Despite achieving such a breakthrough and also acquiring patent for his invention, Muruganantham doesn’t sell his products commercially. “It’s a service,” he says. His company, Jayaashree Industries, helps rural women buy one of the $2,500 machines through NGOs, government loans, and rural self-help groups. “My vision is to make India a 100 per cent napkin-using country,” he says. “We can create 1 million employment opportunities for rural women and expand the model to other developing nations.” Today, there are about 1,000 machines deployed in 25 states across India and in a few countries abroad like South Africa, Nigeria, Ethiopia, Kenya, Uganda, Nepal, Mauritius, Nepal and Bangladesh.
Muruganantham’s machine and business model help create a win-win situation. A rural woman can be taught to make napkins on it in three hours. Running one of the machines employs four to ten women in total, which creates income for rural women. Customers now have access to cheap sanitary napkins and can order customised napkins of varying thicknesses for their individual needs. Overall, Muruganan-tham’s model offers livelihood, hygiene, dignity and empowerment to women all over the world. And it does so using a sustainable business framework.

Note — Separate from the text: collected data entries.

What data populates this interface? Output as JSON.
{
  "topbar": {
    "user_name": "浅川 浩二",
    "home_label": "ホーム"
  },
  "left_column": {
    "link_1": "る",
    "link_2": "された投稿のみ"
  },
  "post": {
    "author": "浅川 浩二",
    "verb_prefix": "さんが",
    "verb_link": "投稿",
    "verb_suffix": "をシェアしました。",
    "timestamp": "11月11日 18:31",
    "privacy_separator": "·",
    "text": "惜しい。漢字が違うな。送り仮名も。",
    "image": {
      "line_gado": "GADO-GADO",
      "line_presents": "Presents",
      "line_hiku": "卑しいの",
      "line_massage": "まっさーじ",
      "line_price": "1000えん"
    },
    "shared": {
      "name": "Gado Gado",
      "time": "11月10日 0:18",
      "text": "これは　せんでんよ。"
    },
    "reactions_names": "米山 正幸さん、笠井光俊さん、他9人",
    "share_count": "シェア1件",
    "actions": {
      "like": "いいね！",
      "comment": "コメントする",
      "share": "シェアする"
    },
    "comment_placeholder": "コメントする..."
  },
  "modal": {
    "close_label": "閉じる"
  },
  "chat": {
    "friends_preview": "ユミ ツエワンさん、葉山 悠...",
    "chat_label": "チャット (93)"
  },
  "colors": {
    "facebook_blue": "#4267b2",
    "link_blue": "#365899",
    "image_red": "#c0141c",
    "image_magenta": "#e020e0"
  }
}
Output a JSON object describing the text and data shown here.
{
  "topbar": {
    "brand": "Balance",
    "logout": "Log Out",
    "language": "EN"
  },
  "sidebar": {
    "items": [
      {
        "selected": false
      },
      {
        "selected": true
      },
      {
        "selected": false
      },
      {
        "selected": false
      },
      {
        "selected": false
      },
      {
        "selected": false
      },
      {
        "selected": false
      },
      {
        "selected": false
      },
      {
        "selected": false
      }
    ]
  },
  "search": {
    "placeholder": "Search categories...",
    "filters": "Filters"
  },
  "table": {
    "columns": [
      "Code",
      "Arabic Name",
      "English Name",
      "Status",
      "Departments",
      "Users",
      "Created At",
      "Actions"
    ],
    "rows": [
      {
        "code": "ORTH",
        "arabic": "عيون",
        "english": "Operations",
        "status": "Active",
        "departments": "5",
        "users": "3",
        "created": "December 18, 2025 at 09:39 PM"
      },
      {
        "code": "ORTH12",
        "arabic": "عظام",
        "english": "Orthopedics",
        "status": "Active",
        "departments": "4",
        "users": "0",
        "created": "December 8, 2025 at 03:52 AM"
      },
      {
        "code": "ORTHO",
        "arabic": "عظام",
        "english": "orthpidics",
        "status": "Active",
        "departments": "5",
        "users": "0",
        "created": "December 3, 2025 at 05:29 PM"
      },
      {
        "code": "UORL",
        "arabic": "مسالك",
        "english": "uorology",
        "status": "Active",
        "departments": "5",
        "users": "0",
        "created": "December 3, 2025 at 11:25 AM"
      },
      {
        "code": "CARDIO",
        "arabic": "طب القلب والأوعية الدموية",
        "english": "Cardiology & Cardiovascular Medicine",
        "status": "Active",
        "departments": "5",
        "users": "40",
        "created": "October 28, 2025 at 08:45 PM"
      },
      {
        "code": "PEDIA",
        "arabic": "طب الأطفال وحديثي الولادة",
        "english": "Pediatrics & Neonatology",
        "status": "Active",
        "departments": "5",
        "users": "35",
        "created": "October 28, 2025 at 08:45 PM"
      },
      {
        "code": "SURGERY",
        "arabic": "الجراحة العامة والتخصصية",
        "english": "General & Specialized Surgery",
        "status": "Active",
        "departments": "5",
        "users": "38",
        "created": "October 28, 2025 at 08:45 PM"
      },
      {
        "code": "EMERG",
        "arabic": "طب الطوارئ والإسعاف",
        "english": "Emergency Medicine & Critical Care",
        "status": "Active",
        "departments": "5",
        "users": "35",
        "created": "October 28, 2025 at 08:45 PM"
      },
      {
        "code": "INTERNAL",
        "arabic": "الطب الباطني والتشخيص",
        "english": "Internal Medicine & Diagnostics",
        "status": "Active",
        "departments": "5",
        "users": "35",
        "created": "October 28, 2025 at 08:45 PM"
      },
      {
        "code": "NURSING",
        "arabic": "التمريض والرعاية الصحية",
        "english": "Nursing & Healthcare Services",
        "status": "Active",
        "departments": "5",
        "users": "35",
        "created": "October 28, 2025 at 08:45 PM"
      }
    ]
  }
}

Murugunantham is satisfied with his invention and also with the response that he received from people across the world. But he feels that the real issue is to fight against the taboos prevailing in society with regard to the napkins. Therefore, he is fighting at many fronts at a time—fighting against taboos by educating women, imparting training to rural women how to operate the machine, sell the product, earn money for their families and ultimately create awareness about hygiene. “Only women can do that,” he says. “If a unit is set up in a village, the first thing its members do is talk to women there about its importance. Since the product is priced between Re 1 to Rs1.50, the women don’t hesitate to buy them.” It’s not necessary that customers buy the entire packet — the ‘resident dealers’ also sell napkins singly. “A woman can buy as many napkins as she wants,” says Muruganantham
Though Muruganantham has been honoured by former President of India Smt Pratibha Patil and by many other dignitaries, the encouragement that he received from Dr APJ Abdul Kalam recently motivated him to touch new heights. And he has treaded the step towards those heights.